To flip the issue on its head, in Bellingham, proponents of Yes In My Backyard (YIMBY), righteously assert they are in the right and are helping the world. In the end, the policies they fight for help the middle class live in the neighborhoods of their choice. 

However, the end result does not create affordable housing, even though they pull at the heart strings of the community because they promise the policies they advocate are for the poor. 

These good-intentioned residents don't follow-up to see the unintended consequences of their arguments. The animosity created and the confusion within the community breaks down dialogue and stops residents from continuing to fight for affordable housing.  

Residents either think the solution is complete, or they are fed up with the negativity and walk away. Is that the intention of leaders vying for housing choice veiled as affordable housing? I hope not, because that would border on evil. 

We must separate the problems of housing choice and affordable housing. They are both real, but more often than not they affect two disparate populations. The solutions are also very different. 

Housing choice is mostly a zoning issue, allowing more diverse types of housing in more places. This increase in inventory is one of the arguments that gets lost in translation. An example of choice vs. affordability is the local Detached Accessory Dwelling Unit (DADU). An upwelling of support is given to an increase in inventory, but these not so tiny houses in backyards can only be afforded by the middle class because of the cost to build them, and the usual quality level that the home owner choses to build at (for higher rental profits). 

After DADUs were legalized in single family zoning areas in Bellingham in 2018, under the guise of affordable housing, the proponents who fought vehemently for the zoning change, went quiet on the issue. As if the problem were solved. DADUs started going up and housing choice increased. 

Affordable housing did not. The advocates for the DADUs said that every new housing unit mattered to help the affordability crisis. It might have, if the quantity of new housing units were great enough to make an impact on the market. Unfortunately, the quantity was minuscule compared to the number needed to make a dent. 

How many DADU’s were approved? 154. 

Were there no other policies that could have been fought for that would have actually helped? Did these housing hawks who so loudly screamed “affordable housing!” from their nests think the problem was solved? Or that there was no more to be done? It seems so, or in the end they just didn’t really care about affordable housing in the first place. 

Since then, two very important possibilities have come to light that could actually have an effect on affordable housing, i.e. housing for those who without it, will become homeless. That is what we should fight for, affordable housing. The first opportunity is Intended Density in MultiFamily Zoned areas. Actually having multifamily development in multifamily zoned areas is a slam dunk, but for decades it was not defined nor enforced by City Hall.  
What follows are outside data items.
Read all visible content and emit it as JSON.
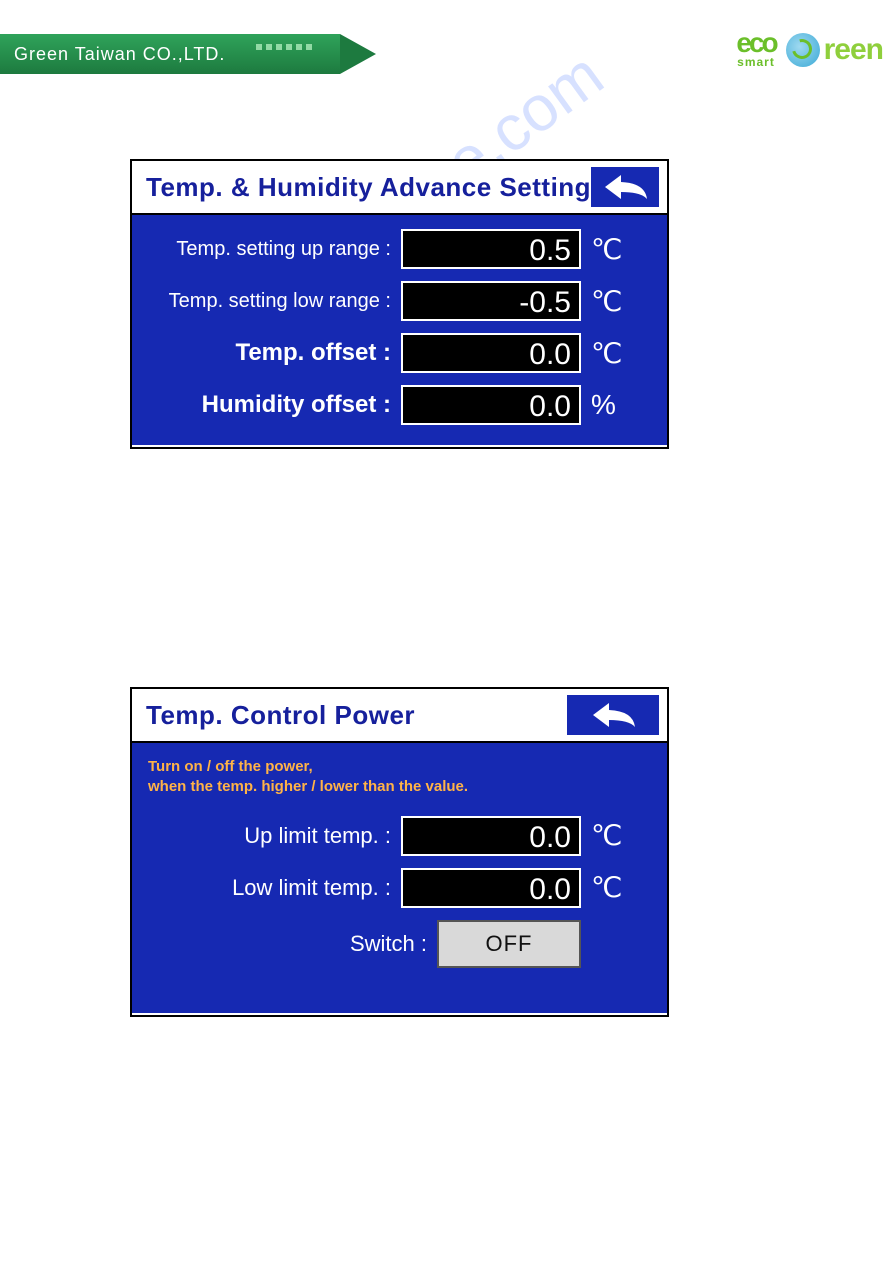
{
  "header": {
    "company": "Green Taiwan CO.,LTD.",
    "eco_top": "eco",
    "eco_bottom": "smart",
    "green_text": "reen"
  },
  "watermark": "manualshive.com",
  "panel1": {
    "title": "Temp. & Humidity Advance Setting",
    "rows": [
      {
        "label": "Temp. setting up range :",
        "value": "0.5",
        "unit": "℃"
      },
      {
        "label": "Temp. setting low range :",
        "value": "-0.5",
        "unit": "℃"
      },
      {
        "label": "Temp. offset :",
        "value": "0.0",
        "unit": "℃",
        "big": true
      },
      {
        "label": "Humidity offset :",
        "value": "0.0",
        "unit": "%",
        "big": true
      }
    ]
  },
  "panel2": {
    "title": "Temp. Control Power",
    "hint_line1": "Turn on / off the power,",
    "hint_line2": "when the temp. higher / lower than the value.",
    "rows": [
      {
        "label": "Up limit temp. :",
        "value": "0.0",
        "unit": "℃"
      },
      {
        "label": "Low limit temp. :",
        "value": "0.0",
        "unit": "℃"
      }
    ],
    "switch_label": "Switch :",
    "switch_value": "OFF"
  }
}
Thousands of possible units were made impossible by building single family homes in multifamily zoned areas. A moratorium on building is now allowing a pause and a policy change that will fix this issue. Where were the housing choice advocates back then who were screaming for affordable housing? We applaud the city for taking this long forgotten step, but it has created challenges for those who bought into those ‘single family’ multifamily zoned neighborhoods. But that’s another article. 

The second opportunity, which I have been asking the planning director about for years, is to require developers to set aside a portion of every new development for permanent affordable housing. This is a common, standard practice, but one that the city has refused to implement. The response has always been that if we required this, developers would not build.  

That is now no longer the case. In one of the last acts of Planning Director Rick Sepler’s career, he finally agreed this requirement is possible. It is finally time for the false rhetoric to stop. It is time for those in the top tiers of local leadership to either lead the way, or step down.